Par contrat du 23 juillet 2003, Aéroports de [Localité 3] a confié aux sociétés JSC INVESTISSEMENT et SOGEPROM, filiale de la Société Générale, le soin de conduire le projet en ce qui concerne le lancement et la suite des opérations.
L'occupation du terrain devait se faire sous la forme d'une autorisation occupation temporaire (AOT), mode d'occupation habituel des terrains relevant du domaine public de l'Etat, des collectivités et établissements publics et autres personnes publiques.
Le projet a pris du retard, Aéroports de [Localité 3] tardant à faire délivrer l'AOT.
Par courrier du 25 mars 2005, le directeur de l'Immobilier de Aéroports de [Localité 3] a décidé de proroger le délai.
Il est constant que des sociétés concurrentes de JSC INVESTISSEMENT et SOGEPROM se sont intéressées au projet.
Le 20 avril 2004, JSC INVESTISSEMENT et SOGEPROM ont signé un avenant prévoyant une nouvelle consultation pour ce projet. Elles soulignent dans leurs écritures que pour des raisons de délais elles n'étaient pas à même de présenter un projet de façon sérieuse et font valoir que ce n'était pas le cas de leurs rivales, qui étaient au courant du projet.
L'offre d'UNIBAIL a été retenue et elles furent évincées.
Finalement ce fut un projet encore différent qui fut adopté et un centre commercial, nommé AEROVILLE, a été ouvert en octobre 2013.
Il convient de rappeler ici que par application de la loi n° 2005-357 du 20 avril 2005 entrée en vigueur le 22 juillet 2005, Aéroports de [Localité 3], devenue à cette occasion société Aéroports de [Localité 3] a été transformée en une personne privée et ses propriétés immobilières furent désaffectées et relèvent désormais de son domaine privé.
Par jugement entrepris du 10 juin 2014, le tribunal de commerce de Paris a ainsi statué:
"- Se déclare incompétent pour connaître du présent litige au profit du Tribunal administratif de PARIS;
- Renvoie les parties à mieux se pourvoir ;
- Condamne les sociétés JSC INVESTISSEMENT, SODEC et SODEC COMMERCIALISATION ET GESTION à payer chacune à la société AEROPORTS DE [Localité 3] la somme de 5000 €, déboutant pour le surplus, en application de l'article 700 du code de procédure civile ;
- Condamne les sociétés JSC INVESTISSEMENT, SODEC et SODEC COMMERCIALISATION ET GESTION aux entiers dépens, dont ceux à recouvrer par le greffe, liquidés à la somme de 72,52 € dont 11,70 de TVA."
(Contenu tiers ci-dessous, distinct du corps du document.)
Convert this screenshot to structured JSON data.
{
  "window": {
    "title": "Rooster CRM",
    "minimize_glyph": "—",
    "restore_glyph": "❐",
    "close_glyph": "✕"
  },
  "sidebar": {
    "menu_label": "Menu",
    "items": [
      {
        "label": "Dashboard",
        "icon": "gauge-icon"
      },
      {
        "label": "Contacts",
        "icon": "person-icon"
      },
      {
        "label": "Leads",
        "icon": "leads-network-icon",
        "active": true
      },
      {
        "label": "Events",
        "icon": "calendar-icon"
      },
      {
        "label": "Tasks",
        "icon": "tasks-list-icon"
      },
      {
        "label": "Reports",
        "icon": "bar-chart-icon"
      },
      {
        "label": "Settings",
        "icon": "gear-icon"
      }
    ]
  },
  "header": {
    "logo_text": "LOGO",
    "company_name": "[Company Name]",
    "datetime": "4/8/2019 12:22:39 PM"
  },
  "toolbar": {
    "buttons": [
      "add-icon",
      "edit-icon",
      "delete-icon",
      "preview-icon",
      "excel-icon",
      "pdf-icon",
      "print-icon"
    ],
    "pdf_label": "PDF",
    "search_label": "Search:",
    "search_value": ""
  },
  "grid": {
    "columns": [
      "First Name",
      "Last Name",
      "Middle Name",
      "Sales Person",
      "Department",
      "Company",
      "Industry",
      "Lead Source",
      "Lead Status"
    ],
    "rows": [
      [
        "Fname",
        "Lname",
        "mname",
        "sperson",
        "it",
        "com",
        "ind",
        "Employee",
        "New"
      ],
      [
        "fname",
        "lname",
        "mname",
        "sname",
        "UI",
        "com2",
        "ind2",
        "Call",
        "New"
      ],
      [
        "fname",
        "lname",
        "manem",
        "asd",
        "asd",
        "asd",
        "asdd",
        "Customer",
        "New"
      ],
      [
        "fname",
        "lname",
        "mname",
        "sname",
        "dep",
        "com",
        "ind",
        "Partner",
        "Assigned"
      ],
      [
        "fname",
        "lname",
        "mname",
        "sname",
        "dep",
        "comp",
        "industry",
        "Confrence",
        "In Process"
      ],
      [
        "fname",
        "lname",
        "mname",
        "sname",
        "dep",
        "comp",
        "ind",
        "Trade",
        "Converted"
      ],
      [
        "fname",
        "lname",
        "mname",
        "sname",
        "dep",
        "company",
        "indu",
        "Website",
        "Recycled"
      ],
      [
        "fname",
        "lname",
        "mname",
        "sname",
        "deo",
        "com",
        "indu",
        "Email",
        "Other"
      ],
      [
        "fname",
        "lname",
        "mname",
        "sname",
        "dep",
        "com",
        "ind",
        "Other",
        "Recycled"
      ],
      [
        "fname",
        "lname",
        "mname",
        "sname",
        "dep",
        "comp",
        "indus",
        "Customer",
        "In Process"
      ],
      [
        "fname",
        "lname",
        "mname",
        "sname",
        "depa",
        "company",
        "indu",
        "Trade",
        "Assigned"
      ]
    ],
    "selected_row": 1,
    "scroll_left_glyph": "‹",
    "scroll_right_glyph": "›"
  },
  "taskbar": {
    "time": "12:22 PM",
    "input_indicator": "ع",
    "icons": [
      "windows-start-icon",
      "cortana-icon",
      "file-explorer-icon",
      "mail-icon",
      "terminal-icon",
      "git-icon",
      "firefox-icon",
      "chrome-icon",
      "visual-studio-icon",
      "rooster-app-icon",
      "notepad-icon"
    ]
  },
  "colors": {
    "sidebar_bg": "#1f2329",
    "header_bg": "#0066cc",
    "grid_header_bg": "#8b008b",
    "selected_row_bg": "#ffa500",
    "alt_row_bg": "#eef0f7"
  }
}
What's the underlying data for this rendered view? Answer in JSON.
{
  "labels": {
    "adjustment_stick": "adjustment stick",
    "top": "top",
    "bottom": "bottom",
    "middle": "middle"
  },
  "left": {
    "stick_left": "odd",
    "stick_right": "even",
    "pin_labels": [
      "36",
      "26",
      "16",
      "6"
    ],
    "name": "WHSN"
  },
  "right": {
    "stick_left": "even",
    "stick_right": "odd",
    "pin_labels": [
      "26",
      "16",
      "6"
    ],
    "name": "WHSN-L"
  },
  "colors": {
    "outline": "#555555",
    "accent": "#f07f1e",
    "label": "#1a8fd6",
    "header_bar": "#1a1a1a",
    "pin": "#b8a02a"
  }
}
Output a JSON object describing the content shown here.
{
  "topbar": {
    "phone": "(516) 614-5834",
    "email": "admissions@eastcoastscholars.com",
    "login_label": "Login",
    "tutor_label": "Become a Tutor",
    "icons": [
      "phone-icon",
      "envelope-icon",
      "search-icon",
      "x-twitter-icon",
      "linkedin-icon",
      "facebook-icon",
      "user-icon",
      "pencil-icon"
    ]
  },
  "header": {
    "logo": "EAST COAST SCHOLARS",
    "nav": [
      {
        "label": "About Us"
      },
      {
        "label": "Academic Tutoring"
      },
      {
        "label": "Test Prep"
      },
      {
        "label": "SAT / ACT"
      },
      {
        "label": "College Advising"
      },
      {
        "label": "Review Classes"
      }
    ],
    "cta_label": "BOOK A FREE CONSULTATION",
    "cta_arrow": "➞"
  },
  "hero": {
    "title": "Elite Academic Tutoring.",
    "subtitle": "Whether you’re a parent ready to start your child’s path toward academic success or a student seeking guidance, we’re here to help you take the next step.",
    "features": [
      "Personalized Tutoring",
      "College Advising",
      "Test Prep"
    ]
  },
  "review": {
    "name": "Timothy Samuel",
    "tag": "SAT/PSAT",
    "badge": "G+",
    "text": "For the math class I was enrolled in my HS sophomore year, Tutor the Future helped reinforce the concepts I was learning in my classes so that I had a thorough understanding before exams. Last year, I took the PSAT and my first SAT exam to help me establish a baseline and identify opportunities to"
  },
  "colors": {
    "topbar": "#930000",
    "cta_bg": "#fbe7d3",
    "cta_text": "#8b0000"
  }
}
Par conclusions du 3 novembre 2014, la société JSC INVESTISSEMENT, la société SODEC et la société SODEC COMMERCIALISATION et GESTION, appelantes, demandent à la Cour de :
-JUGER que la cour de PARIS a été valablement saisie par la voie de l'appel du jugement rendu le 10 juin 2014 par le tribunal de commerce de PARIS;
Vu l'article 96 du code de procédure civile,
-JUGER que le jugement rendu par le tribunal de commerce de PARIS le 10 juin 2014 est entaché de nullité;
EN TOUT ETAT DE CAUSE, et pour les motifs ci-avant exposés,
-REFORMER ledit jugement en toutes ses dispositions ;
Vu le principe selon lequel nul ne peut se contredire au détriment d'autrui,
Vu le principe de la séparation des pouvoirs
Vu l'article L. 721-3 du code de commerce
-JUGER que la Société AEROPORTS DE [Localité 3] est irrecevable à soulever l'incompétence du tribunal de commerce de PARIS au profit de la juridiction administrative
EN TOUT ETAT DE CAUSE,
-JUGER que l'exception d'incompétence soulevée par la société AEROPORTS DE [Localité 3] est infondée et que les juridictions de l'ordre judiciaire sont seules compétentes pour connaître des demandes articulées par les sociétés JSC INVESTISSEMENT, SODEC et SODEC COMMERCIALISATION ET GESTION
Vu l'article 568 du code de procédure civile,
- PRONONCER l'évocation du fond de l'affaire ;
Vu l'article L. 110-4 du code de commerce
Vu l'article 2224 du code civil
Vu l'article 1 er de la loi du 31 décembre 1968
-JUGER que l'action des sociétés JSC INVESTISSEMENT, SODEC et SODEC COMMERCIALISATION ET GESTION n'est pas couverte par la prescription;
Vu les articles 1134, 1137 et 1147, 1149, 1178 et 1184 du Code Civil,
-JUGER qu'ADP n'a pas respecté les engagements pris aux termes du protocole d'accord du 23 juillet 2003 ;
-JUGER qu'ADP n'a pas respecté les termes de l'avenant du 20 avril 2004 ;
-PRONONCER la résolution dudit avenant ;
-CONDAMNER la société ADP, au titre de sa responsabilité contractuelle à indemniser les sociétés JSC INVESTISSEMENT, SODEC, SODEC COMMERCIALISATION ET GESTION à concurrence de l'intégralité de leurs préjudices consécutifs à l'inexécution du protocole d'accord du 23 juillet 2003,
-CONDAMNER en conséquence la société ADP à verser à la société JSC INVESTISSEMENT la somme de 237.755.000 € au titre de la perte de sa marge promoteur;
-CONDAMNER en conséquence la société ADP à verser à la société SODEC la somme de 50.790.000 € à titre d'honoraires de la maîtrise d'ouvrage déléguée;
-CONDAMNER en conséquence la société ADP à verser à la société SODEC COMMERCIALISATION ET GESTION des honoraires d'un montant total de 23.516.000€;
- CONDAMNER en conséquence la société ADP à verser à la société JSC INVESTISSEMENT la somme de 100.000.000 € au titre de son préjudice de développement;
-DONNER ACTE aux sociétés concluantes de ce qu'elle se réserve de parfaire l'évaluation de l'ensemble de ses demandes indemnitaires ;
-JUGER que l'ensemble des condamnations indemnitaires porteront intérêt au taux légal à compter de l'assignation du 13 juin 2013, outre capitalisation.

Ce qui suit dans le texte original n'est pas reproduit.